Type of presentation: Invited

MS-2-IN-2482 Irradiation-induced Modifications and Beam-driven Dynamics in Low-dimensional Materials

Meyer J. C.1, Eder F. R.1, Mangler C.1, Kaiser U.2, Kotakoski J.1
1University of Vienna, Physics department, Vienna, Austria, 2University of Ulm, Central Facility for Electron Microscopy, Ulm, Germany
jannik.meyer@univie.ac.at

Irradiation-induced phenomena open a plethora of pathways for material modifications far beyond the thermal equilibrium and which are beyond the reach of direct synthesis. By using electron beams, such modifications can be induced and simultaneously observed at the atomic level. Moreover, in the analysis of 2-D materials, the position of every atom (rather than the atomic column) can be discerned in a high-resolution image.

For example, the introduction of multi-vacancy defects in graphene can be readily observed under 100kV aberration-corrected HRTEM [1], and the combination of vacancy creation and bond rotations can be used to convert graphene into two-dimensional amorphous carbon [1,2]. Atom loss can be directly counted in the images as a function of dose and in this way we have measured the knock-on sputtering cross sections for carbon atoms in graphene [3]. Recently, we have carried out a statistical analysis of the 2-D amorphous carbon (or carbon glass) structures with variable degree of disorder [4], enabled by an automated image analysis. For the first time, this provides atomic configurations for a continuous transition from a crystalline to an amorphous state, which were used for a statistical analysis based on experimentally obtained atomic coordinates.
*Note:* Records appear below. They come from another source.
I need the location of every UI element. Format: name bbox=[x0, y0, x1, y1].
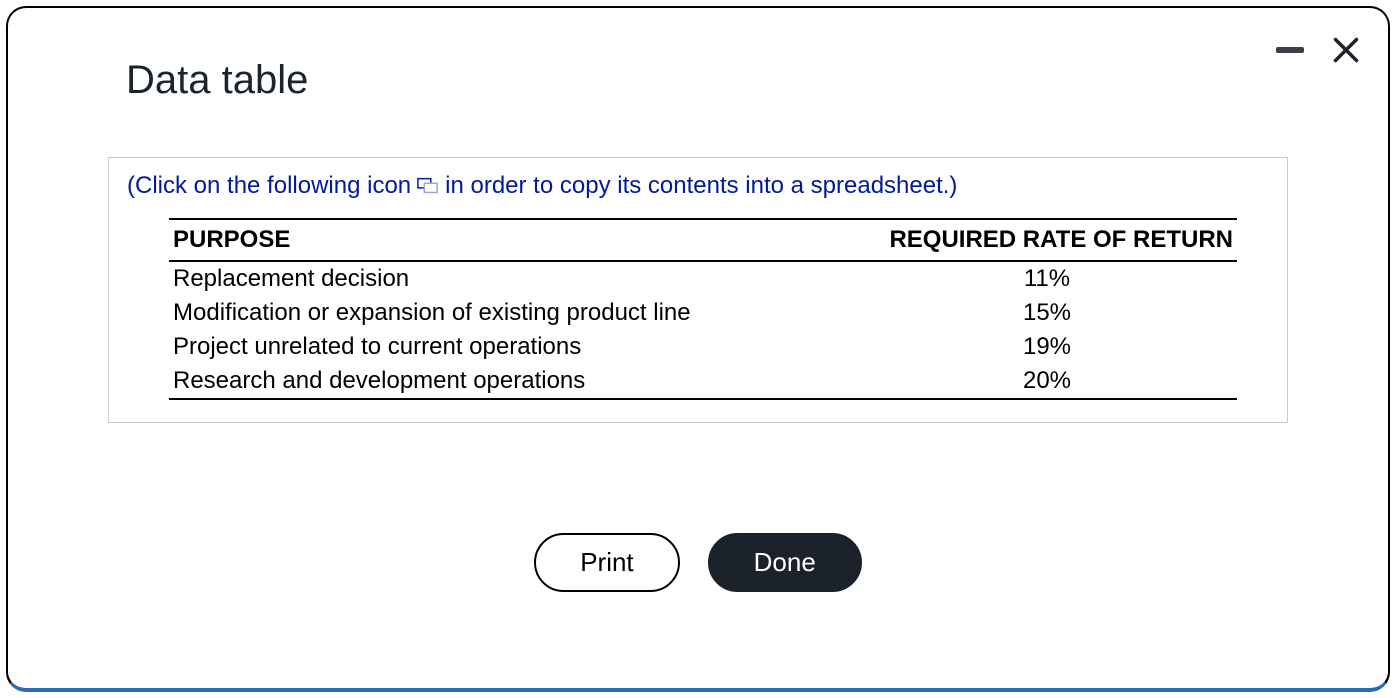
copy-instruction: (Click on the following icon in order to… bbox=[127, 172, 1269, 200]
header-purpose: PURPOSE bbox=[169, 219, 857, 261]
table-row: Project unrelated to current operations … bbox=[169, 330, 1237, 364]
close-icon[interactable] bbox=[1332, 36, 1360, 64]
dialog-title: Data table bbox=[8, 8, 1388, 103]
window-controls bbox=[1276, 36, 1360, 64]
cell-rate: 15% bbox=[857, 296, 1237, 330]
data-table: PURPOSE REQUIRED RATE OF RETURN Replacem… bbox=[169, 218, 1237, 400]
data-table-dialog: Data table (Click on the following icon … bbox=[6, 6, 1390, 692]
cell-purpose: Replacement decision bbox=[169, 261, 857, 296]
instruction-text-after: in order to copy its contents into a spr… bbox=[445, 172, 957, 200]
table-row: Research and development operations 20% bbox=[169, 364, 1237, 399]
cell-purpose: Project unrelated to current operations bbox=[169, 330, 857, 364]
header-rate: REQUIRED RATE OF RETURN bbox=[857, 219, 1237, 261]
table-row: Modification or expansion of existing pr… bbox=[169, 296, 1237, 330]
done-button[interactable]: Done bbox=[708, 533, 862, 592]
cell-rate: 19% bbox=[857, 330, 1237, 364]
content-box: (Click on the following icon in order to… bbox=[108, 157, 1288, 423]
instruction-text-before: (Click on the following icon bbox=[127, 172, 411, 200]
print-button[interactable]: Print bbox=[534, 533, 679, 592]
cell-purpose: Research and development operations bbox=[169, 364, 857, 399]
table-header-row: PURPOSE REQUIRED RATE OF RETURN bbox=[169, 219, 1237, 261]
copy-to-spreadsheet-icon[interactable] bbox=[417, 177, 439, 195]
button-row: Print Done bbox=[8, 533, 1388, 592]
table-row: Replacement decision 11% bbox=[169, 261, 1237, 296]
cell-rate: 20% bbox=[857, 364, 1237, 399]
cell-purpose: Modification or expansion of existing pr… bbox=[169, 296, 857, 330]
cell-rate: 11% bbox=[857, 261, 1237, 296]
minimize-icon[interactable] bbox=[1276, 47, 1304, 53]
At lower energies, the formation of defects in the pristine lattice is less likely, but existing defects convert from one configuration to another and migrate under the beam. Fig. 1 shows results from a 60kV STEM experiment under ultra-high vacuum conditions where double vacancies in graphene are extraordinarily stable; meaning that they neither convert into higher-numbered vacancies nor trap carbon and convert back to a pristine lattice, for long sequences of images. Nevertheless, the defects rapidly move via beam-driven bond rotations [5].
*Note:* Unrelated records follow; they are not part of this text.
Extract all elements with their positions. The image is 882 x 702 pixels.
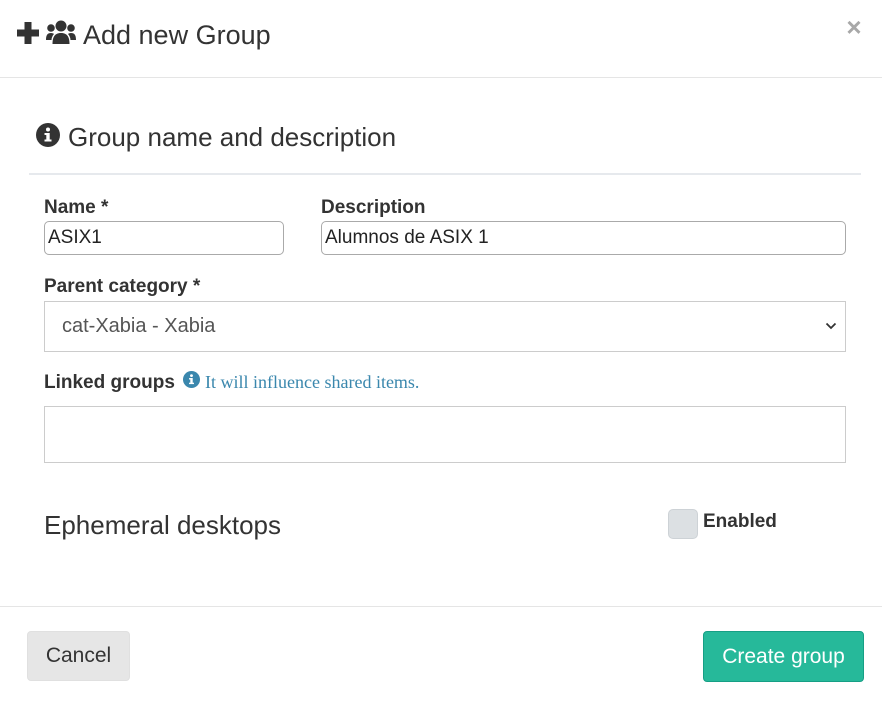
name-label: Name * — [44, 197, 109, 218]
close-icon: × — [846, 12, 862, 42]
linked-groups-hint: It will influence shared items. — [183, 371, 419, 393]
cancel-button[interactable]: Cancel — [27, 631, 130, 681]
modal-footer: Cancel Create group — [0, 606, 882, 702]
linked-groups-label: Linked groups — [44, 372, 175, 393]
enabled-toggle[interactable] — [668, 509, 698, 539]
info-circle-icon — [36, 123, 60, 152]
users-icon — [46, 20, 76, 51]
close-button[interactable]: × — [844, 14, 864, 40]
name-input[interactable] — [44, 221, 284, 255]
info-circle-icon — [183, 371, 200, 393]
linked-groups-input[interactable] — [44, 406, 846, 463]
modal-header: Add new Group × — [0, 0, 882, 78]
add-group-modal: Add new Group × Group name and descripti… — [0, 0, 882, 702]
chevron-down-icon — [825, 319, 837, 337]
section-divider — [29, 173, 861, 175]
parent-category-select[interactable]: cat-Xabia - Xabia — [44, 301, 846, 352]
linked-groups-hint-text: It will influence shared items. — [205, 371, 420, 392]
section-heading: Group name and description — [36, 122, 396, 153]
enabled-label: Enabled — [703, 511, 777, 532]
modal-title: Add new Group — [83, 20, 271, 50]
section-title: Group name and description — [68, 122, 397, 152]
plus-icon — [17, 22, 39, 49]
description-input[interactable] — [321, 221, 846, 255]
create-group-button[interactable]: Create group — [703, 631, 864, 682]
description-label: Description — [321, 197, 426, 218]
ephemeral-desktops-label: Ephemeral desktops — [44, 510, 282, 540]
parent-category-value: cat-Xabia - Xabia — [62, 315, 216, 337]
parent-category-label: Parent category * — [44, 276, 201, 297]
header-icons — [17, 20, 76, 51]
Although beam-driven dynamics are useful to modify materials under direct observation, these effects are also a major obstacle for the analysis of the pristine state of the sample. Using simulated data, we have shown a new approach to extract information from very low dose exposures [6], which will be discussed in the second part of the presentation. If this can be achieved also with experimental data, it may provide a novel route to circumvent the limitations of radiation damage in the analysis of materials.

[1] J. Kotakoski et al., Phys. Rev. Lett. 106 (2011), p. 105505. [2] J. Kotakoski et al., Phys. Rev. B. 83 (2011), p. 245420. [3] J. C. Meyer et al., Phys. Rev. Lett. 108 (2012), p. 196102. [4] F. Eder et al., Scientific Reports, in press (2014).  [5] J. Kotakoski et al., submitted (2014). [6] J. C. Meyer et al., Ultramicroscopy in press (DOI: 10.1016/j.ultramic.2013.11.010)


Austrian Science Fund (FWF: P25721-N20, M1481-N20 and I1283-N20), European Research Council (ERC) project PICOMAT, German Ministry of Science (DFG), Ministry of Research and the Arts (MWK) of the State of Baden-Wuertternberg within the SALVE project, Computational time from the Vienna Scientific Cluster.

Fig. 1: (a-d) Four subsequent frames of a di-vacancy defect. The transition from (a) to (b) requires at least four bond rotations (indicated by arrows) while only one bond rotation is sufficient from (c) to (d). (e-h) partial STEM images of different di-vacancy configurations, indicating that a transformation has occurred during the scan.

Fig. 2: (a) Simulated STEM data for infinite dose, and (b) processed for 500 electrons per square Angstrom. (c) Maximum-likelihood reconstruction from a larger area of low-dose data [6].